By Rukhshana Media
The Taliban ordered shopkeepers in the western city of Herat to use headless mannequins to display clothes in their stores on Sunday, a Taliban official confirmed to Rukhshana Media.
“Mannequins are idols. They should be beheaded. Their usage is haram in Islam,” said a Taliban official at the provincial office of Propagation of Virtue and the Prevention of Vice in Herat who spoke on condition of anonymity.
On Sunday, December 26, shopkeepers in Herat received a notice with the Taliban’s stamp and signature, ordering them to not use “any advertisement instruments and methods that are against Islam.”
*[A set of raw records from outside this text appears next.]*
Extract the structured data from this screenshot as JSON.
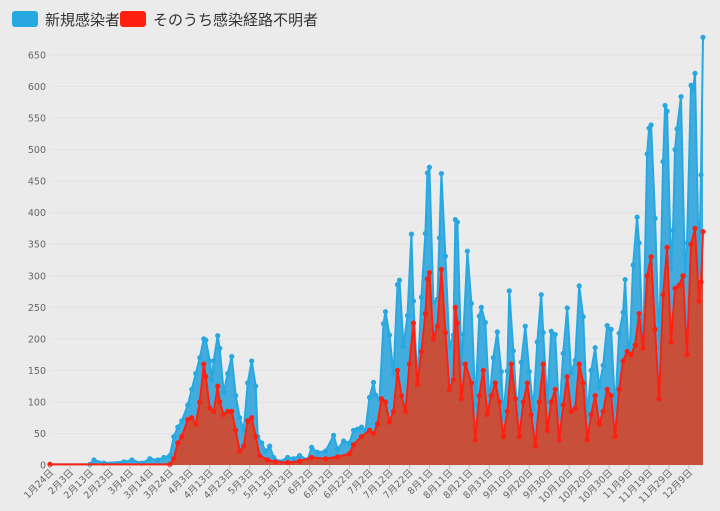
{
  "colors": {
    "series_total": "#27a8e0",
    "series_total_fill": "#3aa9dd",
    "series_unknown": "#ff2010",
    "series_unknown_fill": "#c8503a",
    "background": "#ebebeb"
  },
  "chart_data": {
    "type": "area",
    "title": "",
    "xlabel": "",
    "ylabel": "",
    "ylim": [
      0,
      650
    ],
    "yticks": [
      0,
      50,
      100,
      150,
      200,
      250,
      300,
      350,
      400,
      450,
      500,
      550,
      600,
      650
    ],
    "grid": true,
    "legend_position": "top-left",
    "x_start": "2020-01-24",
    "x_end": "2020-12-16",
    "x_tick_labels": [
      "1月24日",
      "2月3日",
      "2月13日",
      "2月23日",
      "3月4日",
      "3月14日",
      "3月24日",
      "4月3日",
      "4月13日",
      "4月23日",
      "5月3日",
      "5月13日",
      "5月23日",
      "6月2日",
      "6月12日",
      "6月22日",
      "7月2日",
      "7月12日",
      "7月22日",
      "8月1日",
      "8月11日",
      "8月21日",
      "8月31日",
      "9月10日",
      "9月20日",
      "9月30日",
      "10月10日",
      "10月20日",
      "10月30日",
      "11月9日",
      "11月19日",
      "11月29日",
      "12月9日"
    ],
    "series": [
      {
        "name": "新規感染者",
        "points": [
          [
            "2020-01-24",
            1
          ],
          [
            "2020-02-13",
            1
          ],
          [
            "2020-02-15",
            8
          ],
          [
            "2020-02-20",
            3
          ],
          [
            "2020-03-01",
            5
          ],
          [
            "2020-03-05",
            8
          ],
          [
            "2020-03-10",
            3
          ],
          [
            "2020-03-14",
            10
          ],
          [
            "2020-03-18",
            8
          ],
          [
            "2020-03-21",
            12
          ],
          [
            "2020-03-24",
            15
          ],
          [
            "2020-03-26",
            45
          ],
          [
            "2020-03-28",
            60
          ],
          [
            "2020-03-30",
            70
          ],
          [
            "2020-04-02",
            95
          ],
          [
            "2020-04-04",
            120
          ],
          [
            "2020-04-06",
            145
          ],
          [
            "2020-04-08",
            170
          ],
          [
            "2020-04-10",
            200
          ],
          [
            "2020-04-11",
            198
          ],
          [
            "2020-04-13",
            165
          ],
          [
            "2020-04-14",
            135
          ],
          [
            "2020-04-15",
            165
          ],
          [
            "2020-04-17",
            205
          ],
          [
            "2020-04-18",
            185
          ],
          [
            "2020-04-20",
            115
          ],
          [
            "2020-04-22",
            145
          ],
          [
            "2020-04-24",
            172
          ],
          [
            "2020-04-26",
            110
          ],
          [
            "2020-04-28",
            75
          ],
          [
            "2020-04-30",
            55
          ],
          [
            "2020-05-02",
            130
          ],
          [
            "2020-05-04",
            165
          ],
          [
            "2020-05-06",
            125
          ],
          [
            "2020-05-07",
            45
          ],
          [
            "2020-05-09",
            35
          ],
          [
            "2020-05-11",
            22
          ],
          [
            "2020-05-13",
            30
          ],
          [
            "2020-05-15",
            12
          ],
          [
            "2020-05-18",
            5
          ],
          [
            "2020-05-22",
            12
          ],
          [
            "2020-05-25",
            10
          ],
          [
            "2020-05-28",
            15
          ],
          [
            "2020-06-01",
            8
          ],
          [
            "2020-06-03",
            28
          ],
          [
            "2020-06-06",
            20
          ],
          [
            "2020-06-10",
            22
          ],
          [
            "2020-06-14",
            47
          ],
          [
            "2020-06-16",
            25
          ],
          [
            "2020-06-19",
            38
          ],
          [
            "2020-06-22",
            35
          ],
          [
            "2020-06-24",
            55
          ],
          [
            "2020-06-26",
            57
          ],
          [
            "2020-06-28",
            60
          ],
          [
            "2020-06-30",
            55
          ],
          [
            "2020-07-02",
            107
          ],
          [
            "2020-07-04",
            131
          ],
          [
            "2020-07-05",
            111
          ],
          [
            "2020-07-07",
            105
          ],
          [
            "2020-07-09",
            224
          ],
          [
            "2020-07-10",
            243
          ],
          [
            "2020-07-12",
            206
          ],
          [
            "2020-07-14",
            143
          ],
          [
            "2020-07-16",
            286
          ],
          [
            "2020-07-17",
            293
          ],
          [
            "2020-07-19",
            188
          ],
          [
            "2020-07-21",
            237
          ],
          [
            "2020-07-23",
            366
          ],
          [
            "2020-07-24",
            260
          ],
          [
            "2020-07-26",
            131
          ],
          [
            "2020-07-28",
            266
          ],
          [
            "2020-07-30",
            367
          ],
          [
            "2020-07-31",
            463
          ],
          [
            "2020-08-01",
            472
          ],
          [
            "2020-08-03",
            258
          ],
          [
            "2020-08-05",
            263
          ],
          [
            "2020-08-06",
            360
          ],
          [
            "2020-08-07",
            462
          ],
          [
            "2020-08-09",
            331
          ],
          [
            "2020-08-11",
            188
          ],
          [
            "2020-08-13",
            206
          ],
          [
            "2020-08-14",
            389
          ],
          [
            "2020-08-15",
            385
          ],
          [
            "2020-08-17",
            161
          ],
          [
            "2020-08-18",
            207
          ],
          [
            "2020-08-20",
            339
          ],
          [
            "2020-08-22",
            256
          ],
          [
            "2020-08-24",
            95
          ],
          [
            "2020-08-26",
            236
          ],
          [
            "2020-08-27",
            250
          ],
          [
            "2020-08-29",
            226
          ],
          [
            "2020-08-31",
            100
          ],
          [
            "2020-09-02",
            170
          ],
          [
            "2020-09-04",
            211
          ],
          [
            "2020-09-06",
            148
          ],
          [
            "2020-09-07",
            77
          ],
          [
            "2020-09-09",
            149
          ],
          [
            "2020-09-10",
            276
          ],
          [
            "2020-09-12",
            181
          ],
          [
            "2020-09-14",
            80
          ],
          [
            "2020-09-16",
            163
          ],
          [
            "2020-09-18",
            220
          ],
          [
            "2020-09-20",
            148
          ],
          [
            "2020-09-22",
            88
          ],
          [
            "2020-09-24",
            195
          ],
          [
            "2020-09-26",
            270
          ],
          [
            "2020-09-27",
            210
          ],
          [
            "2020-09-29",
            100
          ],
          [
            "2020-10-01",
            212
          ],
          [
            "2020-10-03",
            207
          ],
          [
            "2020-10-05",
            78
          ],
          [
            "2020-10-07",
            177
          ],
          [
            "2020-10-09",
            249
          ],
          [
            "2020-10-11",
            146
          ],
          [
            "2020-10-13",
            166
          ],
          [
            "2020-10-15",
            284
          ],
          [
            "2020-10-17",
            235
          ],
          [
            "2020-10-19",
            78
          ],
          [
            "2020-10-21",
            150
          ],
          [
            "2020-10-23",
            186
          ],
          [
            "2020-10-25",
            124
          ],
          [
            "2020-10-27",
            158
          ],
          [
            "2020-10-29",
            221
          ],
          [
            "2020-10-31",
            215
          ],
          [
            "2020-11-02",
            87
          ],
          [
            "2020-11-04",
            209
          ],
          [
            "2020-11-06",
            242
          ],
          [
            "2020-11-07",
            294
          ],
          [
            "2020-11-09",
            157
          ],
          [
            "2020-11-11",
            317
          ],
          [
            "2020-11-13",
            393
          ],
          [
            "2020-11-14",
            352
          ],
          [
            "2020-11-16",
            180
          ],
          [
            "2020-11-18",
            493
          ],
          [
            "2020-11-19",
            534
          ],
          [
            "2020-11-20",
            539
          ],
          [
            "2020-11-22",
            391
          ],
          [
            "2020-11-24",
            186
          ],
          [
            "2020-11-26",
            481
          ],
          [
            "2020-11-27",
            570
          ],
          [
            "2020-11-28",
            561
          ],
          [
            "2020-11-30",
            311
          ],
          [
            "2020-12-01",
            372
          ],
          [
            "2020-12-02",
            500
          ],
          [
            "2020-12-03",
            533
          ],
          [
            "2020-12-05",
            584
          ],
          [
            "2020-12-07",
            299
          ],
          [
            "2020-12-08",
            352
          ],
          [
            "2020-12-10",
            602
          ],
          [
            "2020-12-11",
            595
          ],
          [
            "2020-12-12",
            621
          ],
          [
            "2020-12-14",
            305
          ],
          [
            "2020-12-15",
            460
          ],
          [
            "2020-12-16",
            678
          ]
        ]
      },
      {
        "name": "そのうち感染経路不明者",
        "points": [
          [
            "2020-01-24",
            1
          ],
          [
            "2020-03-24",
            1
          ],
          [
            "2020-03-26",
            10
          ],
          [
            "2020-03-28",
            35
          ],
          [
            "2020-03-30",
            45
          ],
          [
            "2020-04-02",
            72
          ],
          [
            "2020-04-04",
            75
          ],
          [
            "2020-04-06",
            65
          ],
          [
            "2020-04-08",
            100
          ],
          [
            "2020-04-10",
            160
          ],
          [
            "2020-04-11",
            140
          ],
          [
            "2020-04-13",
            90
          ],
          [
            "2020-04-15",
            85
          ],
          [
            "2020-04-17",
            125
          ],
          [
            "2020-04-18",
            100
          ],
          [
            "2020-04-20",
            80
          ],
          [
            "2020-04-22",
            85
          ],
          [
            "2020-04-24",
            85
          ],
          [
            "2020-04-26",
            55
          ],
          [
            "2020-04-28",
            22
          ],
          [
            "2020-04-30",
            30
          ],
          [
            "2020-05-02",
            70
          ],
          [
            "2020-05-04",
            75
          ],
          [
            "2020-05-06",
            45
          ],
          [
            "2020-05-08",
            15
          ],
          [
            "2020-05-12",
            8
          ],
          [
            "2020-05-16",
            5
          ],
          [
            "2020-05-22",
            4
          ],
          [
            "2020-05-28",
            6
          ],
          [
            "2020-06-03",
            12
          ],
          [
            "2020-06-10",
            10
          ],
          [
            "2020-06-16",
            13
          ],
          [
            "2020-06-22",
            18
          ],
          [
            "2020-06-24",
            32
          ],
          [
            "2020-06-28",
            45
          ],
          [
            "2020-07-02",
            55
          ],
          [
            "2020-07-04",
            50
          ],
          [
            "2020-07-06",
            65
          ],
          [
            "2020-07-08",
            105
          ],
          [
            "2020-07-10",
            100
          ],
          [
            "2020-07-12",
            68
          ],
          [
            "2020-07-14",
            85
          ],
          [
            "2020-07-16",
            150
          ],
          [
            "2020-07-18",
            110
          ],
          [
            "2020-07-20",
            85
          ],
          [
            "2020-07-22",
            160
          ],
          [
            "2020-07-24",
            225
          ],
          [
            "2020-07-26",
            128
          ],
          [
            "2020-07-28",
            180
          ],
          [
            "2020-07-30",
            240
          ],
          [
            "2020-07-31",
            295
          ],
          [
            "2020-08-01",
            305
          ],
          [
            "2020-08-03",
            200
          ],
          [
            "2020-08-05",
            220
          ],
          [
            "2020-08-07",
            310
          ],
          [
            "2020-08-09",
            210
          ],
          [
            "2020-08-11",
            120
          ],
          [
            "2020-08-13",
            135
          ],
          [
            "2020-08-14",
            250
          ],
          [
            "2020-08-15",
            225
          ],
          [
            "2020-08-17",
            105
          ],
          [
            "2020-08-19",
            160
          ],
          [
            "2020-08-22",
            130
          ],
          [
            "2020-08-24",
            40
          ],
          [
            "2020-08-26",
            110
          ],
          [
            "2020-08-28",
            150
          ],
          [
            "2020-08-30",
            80
          ],
          [
            "2020-09-01",
            110
          ],
          [
            "2020-09-03",
            130
          ],
          [
            "2020-09-05",
            100
          ],
          [
            "2020-09-07",
            45
          ],
          [
            "2020-09-09",
            85
          ],
          [
            "2020-09-11",
            160
          ],
          [
            "2020-09-13",
            105
          ],
          [
            "2020-09-15",
            45
          ],
          [
            "2020-09-17",
            100
          ],
          [
            "2020-09-19",
            130
          ],
          [
            "2020-09-21",
            80
          ],
          [
            "2020-09-23",
            30
          ],
          [
            "2020-09-25",
            100
          ],
          [
            "2020-09-27",
            160
          ],
          [
            "2020-09-29",
            55
          ],
          [
            "2020-10-01",
            100
          ],
          [
            "2020-10-03",
            120
          ],
          [
            "2020-10-05",
            40
          ],
          [
            "2020-10-07",
            95
          ],
          [
            "2020-10-09",
            140
          ],
          [
            "2020-10-11",
            85
          ],
          [
            "2020-10-13",
            90
          ],
          [
            "2020-10-15",
            160
          ],
          [
            "2020-10-17",
            130
          ],
          [
            "2020-10-19",
            40
          ],
          [
            "2020-10-21",
            80
          ],
          [
            "2020-10-23",
            110
          ],
          [
            "2020-10-25",
            65
          ],
          [
            "2020-10-27",
            85
          ],
          [
            "2020-10-29",
            120
          ],
          [
            "2020-10-31",
            110
          ],
          [
            "2020-11-02",
            45
          ],
          [
            "2020-11-04",
            120
          ],
          [
            "2020-11-06",
            165
          ],
          [
            "2020-11-08",
            180
          ],
          [
            "2020-11-10",
            175
          ],
          [
            "2020-11-12",
            190
          ],
          [
            "2020-11-14",
            240
          ],
          [
            "2020-11-16",
            185
          ],
          [
            "2020-11-18",
            300
          ],
          [
            "2020-11-20",
            330
          ],
          [
            "2020-11-22",
            215
          ],
          [
            "2020-11-24",
            105
          ],
          [
            "2020-11-26",
            270
          ],
          [
            "2020-11-28",
            345
          ],
          [
            "2020-11-30",
            195
          ],
          [
            "2020-12-02",
            280
          ],
          [
            "2020-12-04",
            285
          ],
          [
            "2020-12-06",
            300
          ],
          [
            "2020-12-08",
            175
          ],
          [
            "2020-12-10",
            350
          ],
          [
            "2020-12-12",
            375
          ],
          [
            "2020-12-14",
            260
          ],
          [
            "2020-12-15",
            290
          ],
          [
            "2020-12-16",
            370
          ]
        ]
      }
    ]
  }
}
“Those shopkeepers who use mannequins, banners and posters to advertise and sell their products should be informed from the stated date [December 26] they don’t have the right to use advertisement instruments which are against Islmic Sharia. All the statues and mannequins in your stores must be headless,” the notice sent to the shopkeepers reads.
“No one worships these mannequins, but the Taliban call them idols,” Ayoub, a shopkeeper who sells women’s clothes in Herat city, told Rukhshana Media.
Ayoub worries about the future when the Taliban continue imposing new restrictions. “If we accept this restriction, there is a possibility they would order us to remove some other part of the mannequins and might even ask to not use them at all,” the shopkeeper said, adding it would further damage his business in an already collapsing economy.
Last week, the Taliban municipality in the Afghan capital, Kabul began a new campaign to whitewash “un-Islamic” images of women’s faces and bodies from billboards and store windows across the city.